Secrecy and Power: The Life of J. Edgar Hoover – Review

by: Powers, Richard Gid

Publisher: The Free Press, Mcmillian Publishers, Inc

Copyright: 1987

Cover: A/P Wide World Photo

Type: Softcover

reviewed by: Lynard Barnes 2/1/2001

Summary: Highly Recommended. A rather comprehensive look at the life of the former FBI Director .

The oddity of J. Edgar Hoover, the man, is that it is impossible to draw up two lists and delineate all the good he did on one list and all the reprehensible things he did on another list. Hoover was what he did and what he did was him. So, we settle for the epithet that he was a “flawed human being”. Indeed he was.

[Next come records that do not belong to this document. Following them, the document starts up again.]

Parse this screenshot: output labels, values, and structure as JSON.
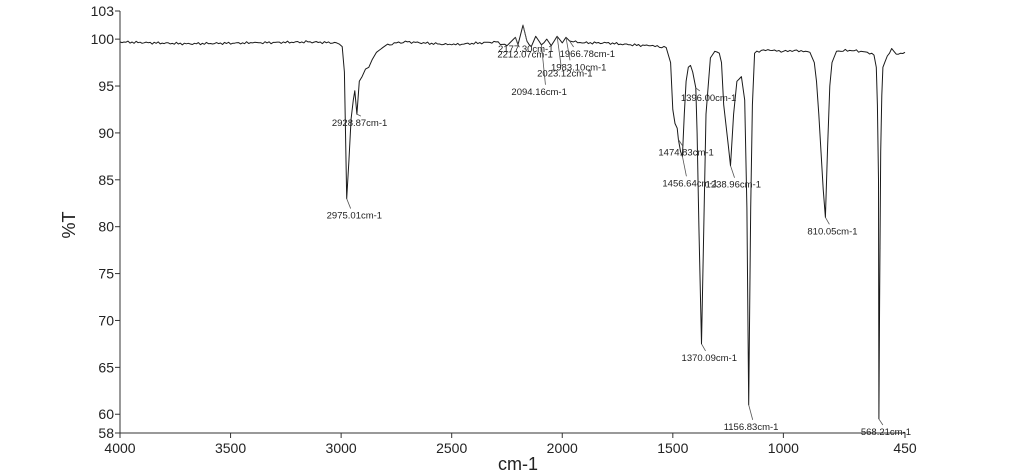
{
  "chart_data": {
    "type": "line",
    "xlabel": "cm-1",
    "ylabel": "%T",
    "xlim": [
      4000,
      450
    ],
    "ylim": [
      58,
      103
    ],
    "x_reversed": true,
    "grid": false,
    "line_color": "#1a1a1a",
    "x_ticks": [
      "4000",
      "3500",
      "3000",
      "2500",
      "2000",
      "1500",
      "1000",
      "450"
    ],
    "y_ticks": [
      "58",
      "60",
      "65",
      "70",
      "75",
      "80",
      "85",
      "90",
      "95",
      "100",
      "103"
    ],
    "series": [
      {
        "x": [
          4000,
          3700,
          3400,
          3150,
          3020,
          2995,
          2985,
          2975.01,
          2965,
          2955,
          2945,
          2938,
          2928.87,
          2918,
          2905,
          2890,
          2875,
          2860,
          2840,
          2800,
          2750,
          2700,
          2500,
          2300,
          2250,
          2212.07,
          2200,
          2177.3,
          2160,
          2140,
          2120,
          2094.16,
          2070,
          2050,
          2023.12,
          2000,
          1983.1,
          1966.78,
          1950,
          1900,
          1800,
          1700,
          1600,
          1530,
          1510,
          1500,
          1490,
          1480,
          1474.83,
          1465,
          1456.64,
          1448,
          1440,
          1430,
          1420,
          1410,
          1396,
          1390,
          1382,
          1370.09,
          1360,
          1350,
          1330,
          1310,
          1290,
          1280,
          1270,
          1238.96,
          1225,
          1210,
          1190,
          1175,
          1165,
          1156.83,
          1148,
          1140,
          1130,
          1100,
          1060,
          1000,
          950,
          900,
          880,
          860,
          850,
          840,
          830,
          820,
          810.05,
          800,
          790,
          780,
          760,
          700,
          650,
          620,
          600,
          590,
          580,
          575,
          570,
          568.21,
          565,
          560,
          555,
          550,
          530,
          520,
          510,
          500,
          490,
          470,
          450
        ],
        "y": [
          99.7,
          99.5,
          99.6,
          99.7,
          99.6,
          99.2,
          96.5,
          83.0,
          87.0,
          91.5,
          93.5,
          94.5,
          92.0,
          95.5,
          96.0,
          96.8,
          97.0,
          97.8,
          98.6,
          99.3,
          99.6,
          99.7,
          99.4,
          99.7,
          99.3,
          100.2,
          99.4,
          101.5,
          99.8,
          99.2,
          100.3,
          99.4,
          100.0,
          99.3,
          100.3,
          99.6,
          100.2,
          99.8,
          99.7,
          99.6,
          99.6,
          99.4,
          99.3,
          99.1,
          97.5,
          92.5,
          91.0,
          90.5,
          89.3,
          88.0,
          87.5,
          92.0,
          95.5,
          97.0,
          97.2,
          96.5,
          94.8,
          90.0,
          80.0,
          67.5,
          80.0,
          92.0,
          98.0,
          98.7,
          98.5,
          97.5,
          93.0,
          86.5,
          92.0,
          95.5,
          96.0,
          93.5,
          82.0,
          61.0,
          82.0,
          93.0,
          98.5,
          98.8,
          98.8,
          98.7,
          98.8,
          98.7,
          98.6,
          97.5,
          95.5,
          92.0,
          88.0,
          84.0,
          81.0,
          88.5,
          95.0,
          97.5,
          98.7,
          98.8,
          98.7,
          98.6,
          98.5,
          98.3,
          97.0,
          93.0,
          85.0,
          59.5,
          72.0,
          88.0,
          94.0,
          97.0,
          98.2,
          98.5,
          99.0,
          98.7,
          98.4,
          98.5,
          98.6
        ]
      }
    ],
    "annotations": [
      {
        "text": "2975.01cm-1",
        "x": 2975.01,
        "y": 83.0
      },
      {
        "text": "2928.87cm-1",
        "x": 2928.87,
        "y": 92.0
      },
      {
        "text": "2212.07cm-1",
        "x": 2212.07,
        "y": 100.2
      },
      {
        "text": "2177.30cm-1",
        "x": 2177.3,
        "y": 101.5
      },
      {
        "text": "2094.16cm-1",
        "x": 2094.16,
        "y": 99.4
      },
      {
        "text": "2023.12cm-1",
        "x": 2023.12,
        "y": 100.3
      },
      {
        "text": "1983.10cm-1",
        "x": 1983.1,
        "y": 100.2
      },
      {
        "text": "1966.78cm-1",
        "x": 1966.78,
        "y": 99.8
      },
      {
        "text": "1474.83cm-1",
        "x": 1474.83,
        "y": 89.3
      },
      {
        "text": "1456.64cm-1",
        "x": 1456.64,
        "y": 87.5
      },
      {
        "text": "1396.00cm-1",
        "x": 1396,
        "y": 94.8
      },
      {
        "text": "1370.09cm-1",
        "x": 1370.09,
        "y": 67.5
      },
      {
        "text": "1238.96cm-1",
        "x": 1238.96,
        "y": 86.5
      },
      {
        "text": "1156.83cm-1",
        "x": 1156.83,
        "y": 61.0
      },
      {
        "text": "810.05cm-1",
        "x": 810.05,
        "y": 81.0
      },
      {
        "text": "568.21cm-1",
        "x": 568.21,
        "y": 59.5
      }
    ]
  }
}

But was he any more flawed than the elected officials who adopted a hands-off policy toward the FBI?

In this book, Powers manages to achieve balance between Hoover, the man, and Hoover’s acts. The feat is achieved by placing Hoover within a stream of history starting with the “hysteria over traitors, spies, and saboteurs” in 1917 when President Woodrow Wilson signed the declaration of war against Germany. From May 10, 1924 to his ultimate victory in packaging the Kennedy assassination, Hoover learned the art of bureaucratic empire building, an endeavor greatly aided by mass media, especially the movies and later television. During the final part of the book, by which time Richard Nixon is in the White House and truly little men are occupying high positions everywhere, Hoover is beginning to retract his fangs to reveal his essence. The COINTELPRO operations in which his FBI spied on citizens had come to an end by 1971. But the Nixon White House-a consortium of little men-is kept busy attempting to douse little campfires of corruption. In March 1972 for example, columnist Jack Anderson published a memo from ITT lobbyist Dita Beard in which she said that U. S. Attorney John Mitchell could settle an antitrust case for a $400,000 contribution to the Republican part. The Nixon White House wanted Hoover’s FBI to declare the memo a forgery. Hoover refused to play. The Beard memo incident is perhaps the only cut and dry instance in which Hoover refused to cross an ethical boundary. The White House was forced to set up its own political investigative arm-the Plumbers who went on to Watergate infamy-because Hoover refused to let the FBI be used for such overt political purposes. Yet this was the same Hoover who loosed the FBI on Martin Luther King and liberals of the 1960s because of possible Communist ties. And therein lies the key to deciphering Hoover.

Richard Powers has crafted this history so well that the reader is allowed to focus on time and place and the continuity of both. Of course Hoover would not willy-nilly allow the FBI to become a political Gestapo. But if you drop the red flag of Communist activists or sympathizers in front of him, he is capable of practicing situational ethics-and law enforcement–with the best of them. Fighting the godless communists was Hoover’s life; a life of single-focus, and as near one dimensionality as a life, intellectually and perhaps spiritually as well, could get. So you come back to the question of making a list of the good and bad of J. Edgar Hoover and discover that the list is really irrelevant. Here was a man whose strength of character was his fear, and whose greatest weakness was the same fear. A flawed human, yes. In reading this biography of Hoover, you can’t help but to speculate on the possible course of American history and democracy itself had the man building a bureaucratic law enforcement empire was suffused with different flaws, different agendas. (Another work on J. Edgar Hoover is Anthony Summers’s “The Secret Life of J. Edgar Hoover”).